Hemolyph was analyzed for the carboxylic acids using the same ion exchange SPE and ion exclusion-UV HPLC techniques and columns as reported by Bezerra et al. (1997, 1999) except that the HPLC mobile phase as 5.0 mM instead of 0.50 mM sulfuric acid to achieve better and more consistent analyte separations. Acids were extracted from DGGs with 50% Locke’s solution before SPE because it was found that the use of 12% perchloric acid followed by neutralization with potassium hydroxide, as reported by Bezerra et al. (1997, 1999), gave us zero percent recovery of the acids from the SPE column. Bezerra et al. (1997, 1999) did not describe the details of how they identified their acid chromatographic peaks or what their quantitative calibration procedures were; we required matches in both retention times and spectra between standards and sample peaks for qualitative identification, and used calibration curves based on linear regression (logarithmic regression for fumaric acid) for quantitative analysis. The details of the development of our analytical methods are reported in Massa et al. (2007).

Bezerra et al. (1999) found a significant increase in lactic, succinic, malic, and acetic acids in estivated B. glabrata compared with the unestivated controls. These results contrast markedly with our finding of a significant decrease in succinic, malic, and acetic acids in B. glabrata infected with S. mansoni. Such marked differences in these acids between parasitized snails versus estivated snails probably indicate a major difference in metabolic events associated with carboxylic acids in infected B. glabrata versus estivated snails.
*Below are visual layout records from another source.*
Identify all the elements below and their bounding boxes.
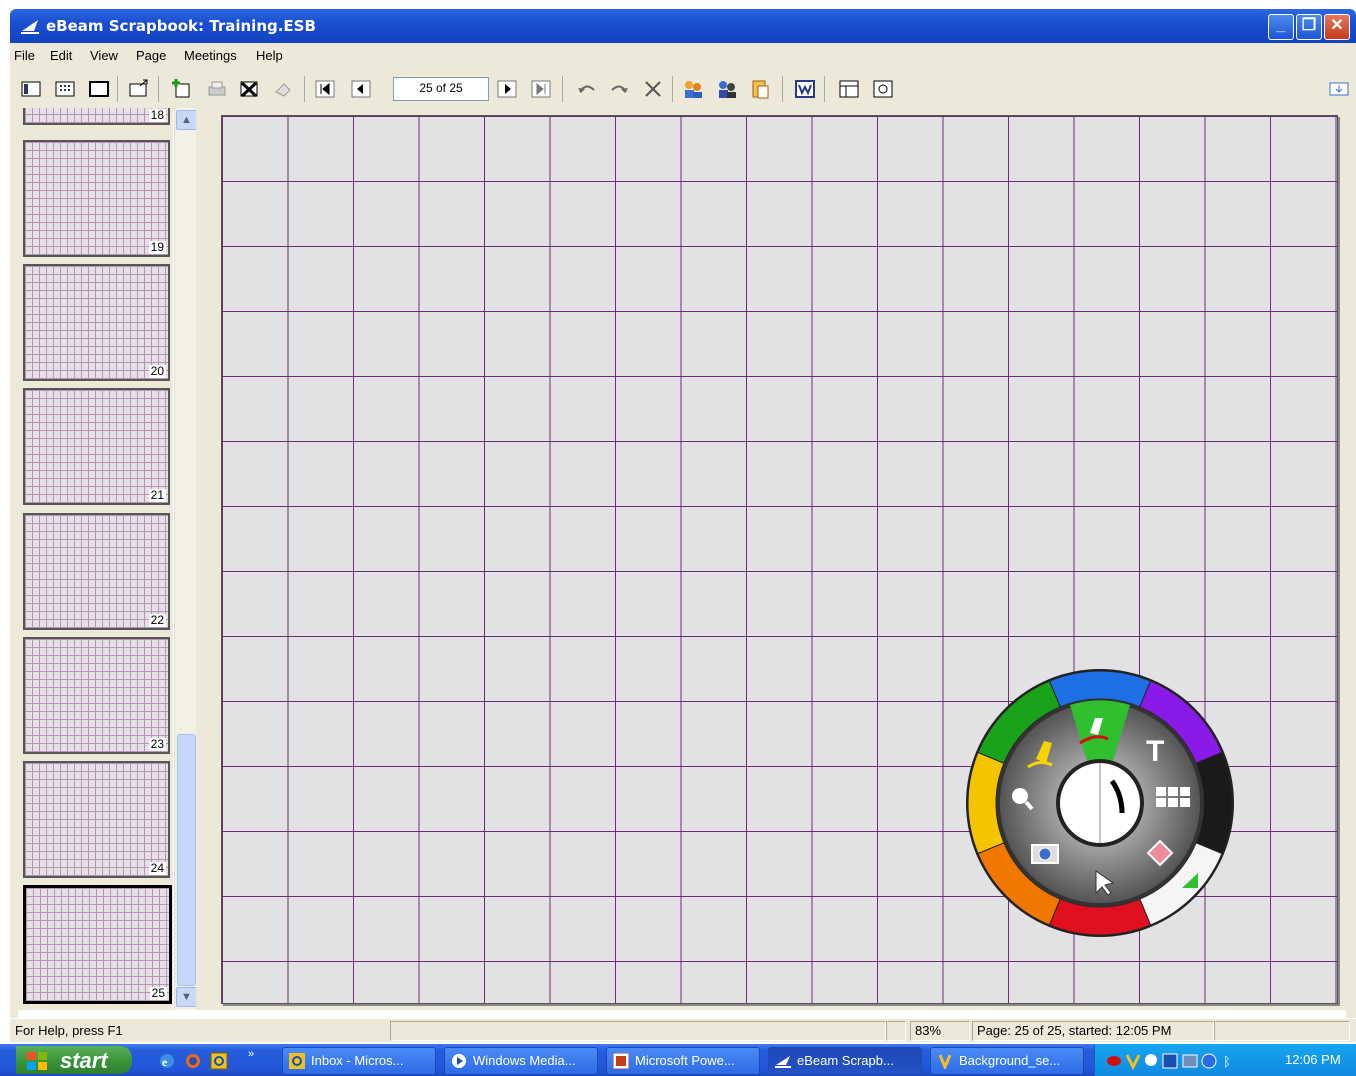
redo-icon[interactable]: [608, 78, 630, 100]
task-windows-media[interactable]: Windows Media...: [444, 1047, 598, 1075]
clear-icon[interactable]: [642, 78, 664, 100]
page-thumbnail-19[interactable]: 19: [23, 140, 170, 257]
media-player-icon: [452, 1054, 466, 1068]
status-bar: For Help, press F1 83% Page: 25 of 25, s…: [10, 1018, 1356, 1042]
next-page-icon[interactable]: [496, 78, 518, 100]
svg-text:e: e: [162, 1055, 168, 1069]
capture-icon[interactable]: [872, 78, 894, 100]
task-background[interactable]: Background_se...: [930, 1047, 1084, 1075]
system-tray: ᛒ 12:06 PM: [1094, 1044, 1356, 1076]
task-label: Microsoft Powe...: [635, 1053, 735, 1068]
last-page-icon[interactable]: [530, 78, 552, 100]
title-bar[interactable]: eBeam Scrapbook: Training.ESB _ ❐ ✕: [10, 9, 1356, 43]
meeting-join-icon[interactable]: [716, 78, 738, 100]
previous-page-icon[interactable]: [350, 78, 372, 100]
start-label: start: [60, 1048, 108, 1073]
delete-page-icon[interactable]: [238, 78, 260, 100]
thumbnail-number: 18: [148, 108, 166, 122]
status-pane-extra: [1214, 1021, 1350, 1041]
erase-page-icon[interactable]: [272, 78, 294, 100]
status-page-info: Page: 25 of 25, started: 12:05 PM: [972, 1021, 1214, 1041]
outlook-quicklaunch-icon[interactable]: [210, 1052, 228, 1070]
thumbnail-number: 23: [148, 737, 166, 751]
menu-edit[interactable]: Edit: [50, 48, 72, 63]
task-label: eBeam Scrapb...: [797, 1053, 894, 1068]
windows-logo-icon: [27, 1052, 47, 1070]
start-button[interactable]: start: [16, 1046, 132, 1074]
page-thumbnail-20[interactable]: 20: [23, 264, 170, 381]
firefox-icon[interactable]: [184, 1052, 202, 1070]
menu-page[interactable]: Page: [136, 48, 166, 63]
status-pane-empty: [390, 1021, 886, 1041]
status-help-text: For Help, press F1: [15, 1023, 123, 1038]
camera-tool-icon[interactable]: [1031, 844, 1059, 864]
outlook-icon: [289, 1053, 305, 1069]
toolbar: 25 of 25: [10, 70, 1356, 109]
grid-view-icon[interactable]: [54, 78, 76, 100]
scroll-down-button[interactable]: ▼: [176, 987, 197, 1007]
page-number-field[interactable]: 25 of 25: [393, 77, 489, 101]
background-icon: [938, 1054, 952, 1069]
taskbar: start e » Inbox - Micros... Windows Medi…: [0, 1044, 1356, 1076]
meeting-notes-icon[interactable]: [750, 78, 772, 100]
page-thumbnail-18[interactable]: 18: [23, 108, 170, 125]
whiteboard-mode-icon[interactable]: [794, 78, 816, 100]
ebeam-app-icon: [21, 20, 39, 34]
window-title: eBeam Scrapbook: Training.ESB: [46, 17, 316, 35]
page-thumbnail-22[interactable]: 22: [23, 513, 170, 630]
thumbnail-number: 25: [149, 986, 167, 1000]
scroll-up-button[interactable]: ▲: [176, 110, 197, 130]
close-button[interactable]: ✕: [1324, 14, 1350, 40]
task-powerpoint[interactable]: Microsoft Powe...: [606, 1047, 760, 1075]
dock-toolbar-icon[interactable]: [1328, 78, 1350, 100]
svg-text:ᛒ: ᛒ: [1223, 1055, 1231, 1070]
menu-help[interactable]: Help: [256, 48, 283, 63]
page-view-icon[interactable]: [88, 78, 110, 100]
clock: 12:06 PM: [1285, 1052, 1341, 1067]
task-label: Background_se...: [959, 1053, 1061, 1068]
ebeam-icon: [775, 1056, 791, 1068]
menu-view[interactable]: View: [90, 48, 118, 63]
new-page-icon[interactable]: [170, 78, 192, 100]
menu-file[interactable]: File: [14, 48, 35, 63]
tray-icons[interactable]: ᛒ: [1105, 1052, 1275, 1070]
page-thumbnail-21[interactable]: 21: [23, 388, 170, 505]
status-zoom: 83%: [910, 1021, 970, 1041]
tool-palette[interactable]: T: [960, 663, 1240, 943]
powerpoint-icon: [613, 1053, 629, 1069]
task-ebeam[interactable]: eBeam Scrapb...: [768, 1047, 922, 1075]
thumbnail-view-icon[interactable]: [20, 78, 42, 100]
meeting-host-icon[interactable]: [682, 78, 704, 100]
page-thumbnail-panel: 18 19 20 21 22 23 24 25: [18, 108, 173, 1010]
page-thumbnail-23[interactable]: 23: [23, 637, 170, 754]
menu-bar: File Edit View Page Meetings Help: [10, 43, 1356, 70]
page-thumbnail-24[interactable]: 24: [23, 761, 170, 878]
text-tool-icon[interactable]: T: [1146, 735, 1164, 768]
internet-explorer-icon[interactable]: e: [158, 1052, 176, 1070]
thumbnail-number: 24: [148, 861, 166, 875]
thumbnail-scrollbar[interactable]: ▲ ▼: [174, 108, 197, 1010]
window-layout-icon[interactable]: [838, 78, 860, 100]
thumbnail-number: 20: [148, 364, 166, 378]
menu-meetings[interactable]: Meetings: [184, 48, 237, 63]
print-icon[interactable]: [206, 78, 228, 100]
page-thumbnail-25[interactable]: 25: [23, 885, 172, 1004]
undo-icon[interactable]: [576, 78, 598, 100]
minimize-button[interactable]: _: [1268, 14, 1294, 40]
thumbnail-number: 21: [148, 488, 166, 502]
quicklaunch-more-icon[interactable]: »: [248, 1048, 254, 1060]
task-label: Windows Media...: [473, 1053, 576, 1068]
thumbnail-number: 22: [148, 613, 166, 627]
full-screen-icon[interactable]: [128, 78, 150, 100]
panel-splitter[interactable]: [196, 108, 206, 1010]
scrollbar-thumb[interactable]: [177, 734, 196, 986]
thumbnail-number: 19: [148, 240, 166, 254]
first-page-icon[interactable]: [314, 78, 336, 100]
task-label: Inbox - Micros...: [311, 1053, 404, 1068]
restore-button[interactable]: ❐: [1296, 14, 1322, 40]
status-pane-small: [886, 1021, 906, 1041]
task-inbox[interactable]: Inbox - Micros...: [282, 1047, 436, 1075]
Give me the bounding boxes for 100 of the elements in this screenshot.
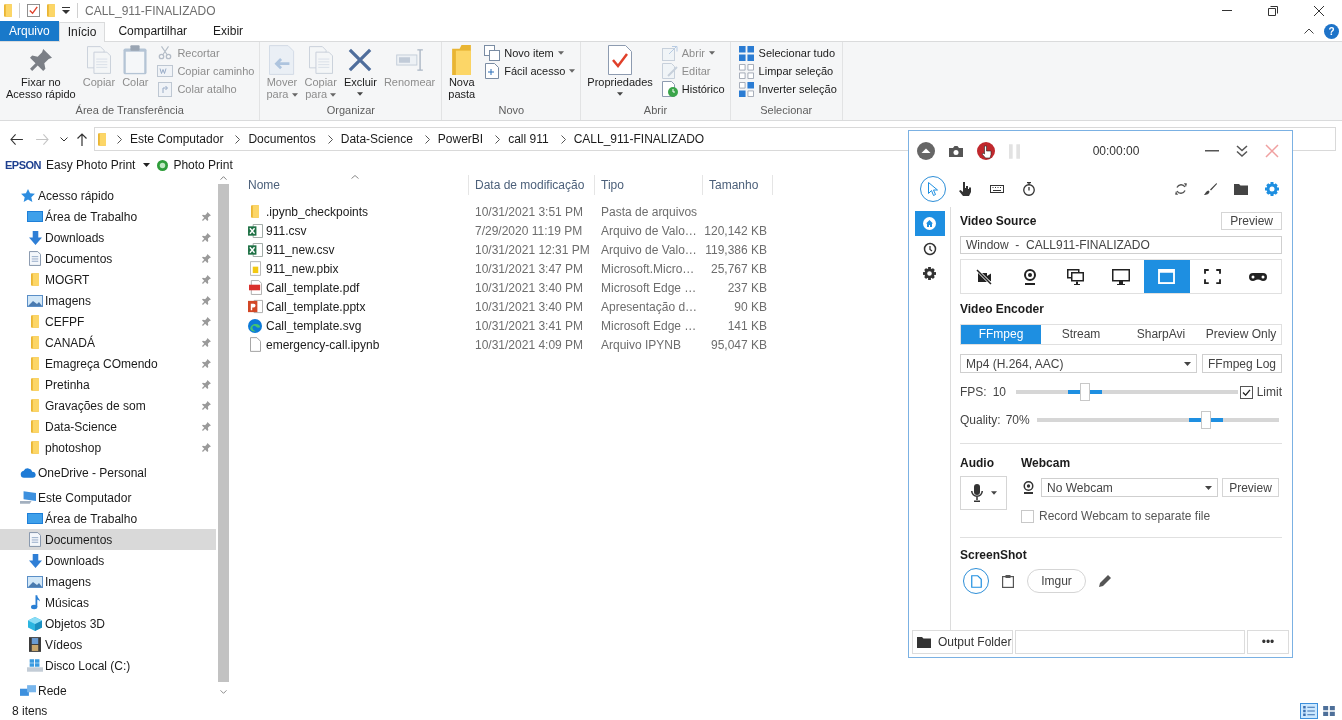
triangle-circle-icon[interactable]: [917, 142, 935, 160]
sidebar-item[interactable]: Imagens: [0, 290, 216, 311]
sidebar-item[interactable]: Vídeos: [0, 634, 216, 655]
preview-button[interactable]: Preview: [1221, 212, 1282, 230]
brush-icon[interactable]: [1204, 183, 1217, 195]
breadcrumb[interactable]: Documentos: [248, 130, 316, 148]
column-header[interactable]: Tamanho: [703, 175, 773, 195]
scrollbar-thumb[interactable]: [217, 184, 229, 682]
sidebar-item[interactable]: Este Computador: [0, 487, 216, 508]
ribbon-small-button[interactable]: Inverter seleção: [737, 80, 838, 98]
sidebar-item[interactable]: CEFPF: [0, 311, 216, 332]
chevron-right-icon[interactable]: [495, 134, 501, 144]
sidebar-item[interactable]: Objetos 3D: [0, 613, 216, 634]
pin-icon[interactable]: [202, 275, 211, 284]
file-row[interactable]: 911.csv 7/29/2020 11:19 PM Arquivo de Valo… 120,142 KB: [230, 221, 773, 240]
file-row[interactable]: 911_new.pbix 10/31/2021 3:47 PM Microsoft.Micro… 25,767 KB: [230, 259, 773, 278]
sidebar-item[interactable]: Emagreça COmendo: [0, 353, 216, 374]
pin-icon[interactable]: [202, 212, 211, 221]
file-row[interactable]: .ipynb_checkpoints 10/31/2021 3:51 PM Pasta de arquivos: [230, 202, 773, 221]
up-arrow-icon[interactable]: [77, 132, 87, 146]
ribbon-small-button[interactable]: Selecionar tudo: [737, 44, 838, 62]
checkbox[interactable]: [1239, 385, 1253, 399]
icons-view-button[interactable]: [1320, 703, 1338, 719]
back-arrow-icon[interactable]: [9, 133, 23, 145]
sidebar-item[interactable]: Imagens: [0, 571, 216, 592]
help-button[interactable]: ?: [1324, 23, 1339, 39]
chevron-right-icon[interactable]: [117, 134, 122, 144]
file-row[interactable]: emergency-call.ipynb 10/31/2021 4:09 PM Arquivo IPYNB 95,047 KB: [230, 335, 773, 354]
ribbon-tab[interactable]: Exibir: [200, 21, 257, 41]
pin-icon[interactable]: [202, 422, 211, 431]
ribbon-button[interactable]: Fixar no Acesso rápido: [4, 44, 78, 100]
pin-icon[interactable]: [202, 317, 211, 326]
settings-icon[interactable]: [1265, 182, 1279, 196]
pin-icon[interactable]: [202, 380, 211, 389]
pin-icon[interactable]: [202, 233, 211, 242]
chevron-right-icon[interactable]: [327, 134, 333, 144]
chevron-right-icon[interactable]: [235, 134, 241, 144]
audio-button[interactable]: [960, 476, 1007, 510]
more-button[interactable]: •••: [1247, 630, 1289, 654]
sidebar-item[interactable]: photoshop: [0, 437, 216, 458]
chevron-right-icon[interactable]: [424, 134, 430, 144]
slider-thumb[interactable]: [1201, 411, 1212, 429]
output-folder-field[interactable]: [1015, 630, 1245, 654]
toolbar-button[interactable]: Easy Photo Print: [46, 156, 151, 174]
chevron-up-icon[interactable]: [1304, 28, 1314, 34]
sidebar-item[interactable]: Documentos: [0, 529, 216, 550]
pin-icon[interactable]: [202, 338, 211, 347]
close-icon[interactable]: [1314, 5, 1324, 16]
properties-icon[interactable]: [27, 4, 40, 17]
slider[interactable]: [1016, 383, 1239, 401]
sidebar-item[interactable]: Downloads: [0, 227, 216, 248]
breadcrumb[interactable]: call 911: [508, 130, 549, 148]
preview-button[interactable]: Preview: [1222, 478, 1279, 497]
file-row[interactable]: 911_new.csv 10/31/2021 12:31 PM Arquivo de Valo… 119,386 KB: [230, 240, 773, 259]
folder-icon[interactable]: [1234, 183, 1248, 195]
source-field[interactable]: Window - CALL911-FINALIZADO: [960, 236, 1282, 254]
sidebar-item[interactable]: Documentos: [0, 248, 216, 269]
pin-icon[interactable]: [202, 401, 211, 410]
camera-icon[interactable]: [949, 145, 963, 157]
sidebar-item[interactable]: Área de Trabalho: [0, 206, 216, 227]
breadcrumb[interactable]: Data-Science: [340, 130, 413, 148]
ribbon-button[interactable]: Nova pasta: [446, 44, 478, 100]
minimize-icon[interactable]: [1205, 150, 1219, 152]
pin-icon[interactable]: [202, 296, 211, 305]
sidebar-item[interactable]: Pretinha: [0, 374, 216, 395]
sidebar-item[interactable]: Acesso rápido: [0, 185, 216, 206]
chevron-right-icon[interactable]: [560, 134, 566, 144]
file-row[interactable]: Call_template.pptx 10/31/2021 3:40 PM Apresentação d… 90 KB: [230, 297, 773, 316]
chevron-down-icon[interactable]: [60, 136, 68, 142]
pin-icon[interactable]: [202, 359, 211, 368]
output-folder-button[interactable]: Output Folder: [912, 630, 1013, 654]
pin-icon[interactable]: [202, 443, 211, 452]
ribbon-button[interactable]: Propriedades: [585, 44, 655, 96]
file-row[interactable]: Call_template.pdf 10/31/2021 3:40 PM Microsoft Edge … 237 KB: [230, 278, 773, 297]
sidebar-item[interactable]: Disco Local (C:): [0, 655, 216, 676]
column-header[interactable]: Tipo: [595, 175, 703, 195]
sidebar-item[interactable]: Downloads: [0, 550, 216, 571]
breadcrumb[interactable]: PowerBI: [437, 130, 484, 148]
refresh-icon[interactable]: [1175, 183, 1187, 195]
ribbon-tab[interactable]: Início: [58, 22, 106, 42]
ribbon-tab[interactable]: Arquivo: [0, 21, 59, 41]
column-header[interactable]: Nome: [230, 175, 469, 195]
customize-caret-icon[interactable]: [62, 7, 70, 14]
ribbon-tab[interactable]: Compartilhar: [105, 21, 201, 41]
log-button[interactable]: FFmpeg Log: [1202, 354, 1282, 373]
ribbon-small-button[interactable]: Novo item: [483, 44, 577, 62]
breadcrumb[interactable]: CALL_911-FINALIZADO: [573, 130, 705, 148]
restore-icon[interactable]: [1268, 5, 1278, 16]
record-icon[interactable]: [977, 142, 995, 160]
format-dropdown[interactable]: Mp4 (H.264, AAC): [960, 354, 1197, 373]
column-header[interactable]: Data de modificação: [469, 175, 595, 195]
ribbon-small-button[interactable]: Limpar seleção: [737, 62, 838, 80]
webcam-dropdown[interactable]: No Webcam: [1041, 478, 1218, 497]
slider[interactable]: [1036, 411, 1279, 429]
sidebar-item[interactable]: CANADÁ: [0, 332, 216, 353]
sidebar-item[interactable]: Gravações de som: [0, 395, 216, 416]
slider-thumb[interactable]: [1079, 383, 1090, 401]
sidebar-item[interactable]: Rede: [0, 680, 216, 701]
sidebar-item[interactable]: Data-Science: [0, 416, 216, 437]
ribbon-small-button[interactable]: Fácil acesso: [483, 62, 577, 80]
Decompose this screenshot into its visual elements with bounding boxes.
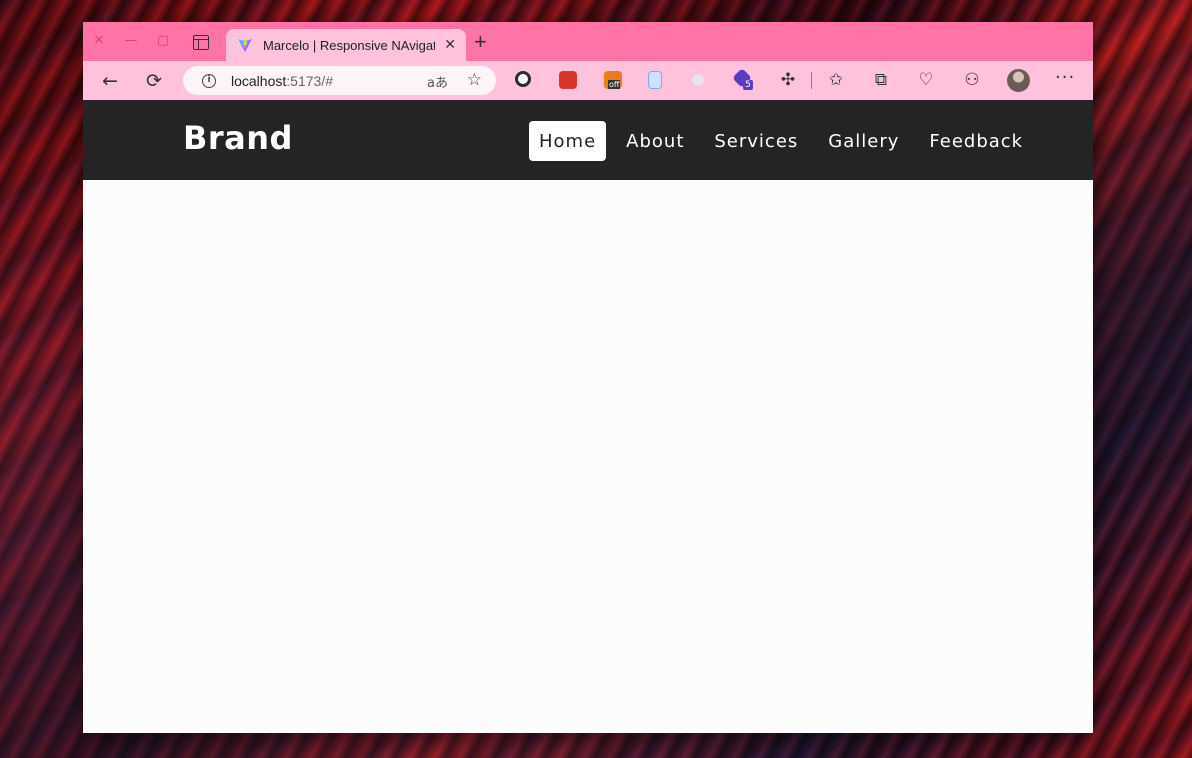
- nav-link-gallery[interactable]: Gallery: [818, 121, 909, 161]
- page-content: [83, 180, 1093, 732]
- browser-essentials-icon[interactable]: ♡: [915, 68, 937, 92]
- profile-avatar[interactable]: [1007, 69, 1030, 92]
- add-favorite-icon[interactable]: ☆: [467, 70, 482, 90]
- off-badge: off: [608, 80, 621, 89]
- nav-link-feedback[interactable]: Feedback: [919, 121, 1033, 161]
- nav-link-services[interactable]: Services: [704, 121, 808, 161]
- favorites-icon[interactable]: ✩: [825, 68, 847, 92]
- tab-title: Marcelo | Responsive NAvigation Bar: [263, 37, 435, 53]
- browser-titlebar: ✕ — ▢ Marcelo | Responsive NAvigation Ba…: [83, 22, 1093, 61]
- sparkle-extension-icon[interactable]: [692, 74, 704, 86]
- clipboard-extension-icon[interactable]: [648, 71, 662, 89]
- extensions-puzzle-icon[interactable]: ✣: [777, 68, 799, 92]
- url-port-path: :5173/#: [286, 72, 333, 89]
- url-host: localhost: [231, 72, 287, 89]
- window-close-button[interactable]: ✕: [91, 33, 107, 49]
- vite-icon: [238, 38, 252, 52]
- nav-link-about[interactable]: About: [616, 121, 694, 161]
- cube-extension-badge: 5: [743, 80, 753, 90]
- ladybug-extension-icon[interactable]: [559, 71, 577, 89]
- nav-links: Home About Services Gallery Feedback: [529, 121, 1043, 161]
- site-navbar: Brand Home About Services Gallery Feedba…: [83, 100, 1093, 180]
- collections-icon[interactable]: ⧉: [870, 68, 892, 92]
- translate-icon[interactable]: aあ: [427, 72, 448, 91]
- browser-window: ✕ — ▢ Marcelo | Responsive NAvigation Ba…: [83, 22, 1093, 733]
- window-maximize-button[interactable]: ▢: [155, 33, 171, 49]
- nav-link-home[interactable]: Home: [529, 121, 607, 161]
- tab-actions-icon[interactable]: [193, 35, 209, 50]
- browser-toolbar: ← ⟳ i localhost:5173/# aあ ☆ off 5 ✣ ✩ ⧉ …: [83, 61, 1093, 100]
- brand-logo[interactable]: Brand: [183, 119, 293, 157]
- off-extension-icon[interactable]: off: [604, 71, 622, 89]
- back-button[interactable]: ←: [98, 69, 122, 93]
- new-tab-button[interactable]: +: [474, 31, 487, 53]
- refresh-button[interactable]: ⟳: [142, 69, 166, 93]
- tab-close-button[interactable]: ✕: [444, 37, 456, 53]
- settings-menu-icon[interactable]: ···: [1055, 67, 1075, 88]
- toolbar-divider: [811, 72, 812, 89]
- browser-tab-active[interactable]: Marcelo | Responsive NAvigation Bar ✕: [226, 29, 466, 61]
- address-bar[interactable]: i localhost:5173/# aあ ☆: [183, 66, 496, 95]
- copilot-icon[interactable]: ⚇: [961, 68, 983, 92]
- window-minimize-button[interactable]: —: [123, 33, 139, 49]
- circle-extension-icon[interactable]: [515, 71, 531, 87]
- url-text[interactable]: localhost:5173/#: [231, 73, 333, 89]
- site-info-icon[interactable]: i: [202, 73, 216, 88]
Our most interesting finding was the significant reduction of all of the carboxylic acids studied in the DGG of infected snails relative to the uninfected controls. Presumably, the reduction in these acids reflected their possible use as metabolites by the developing schistosome sporocysts and cercariae. These larval stages inhabit the intertubular spaces of the DGG and cause mechanical and lytic damage to the digestive gland cells of the hepatopancreas (Thompson 1997). The damage probably results in a leakage of the acids, which are in turn utilized by the larval schistosomes. Moreover, increased metabolic activity associated with the presence of larval trematodes may accelerate the use of the acids by host cells in the digestive gland as well. As documented in several studies (see review in Thompson 1997), the site of active intermediary metabolism in these snails is associated with the mitochondria of the digestive gland cells.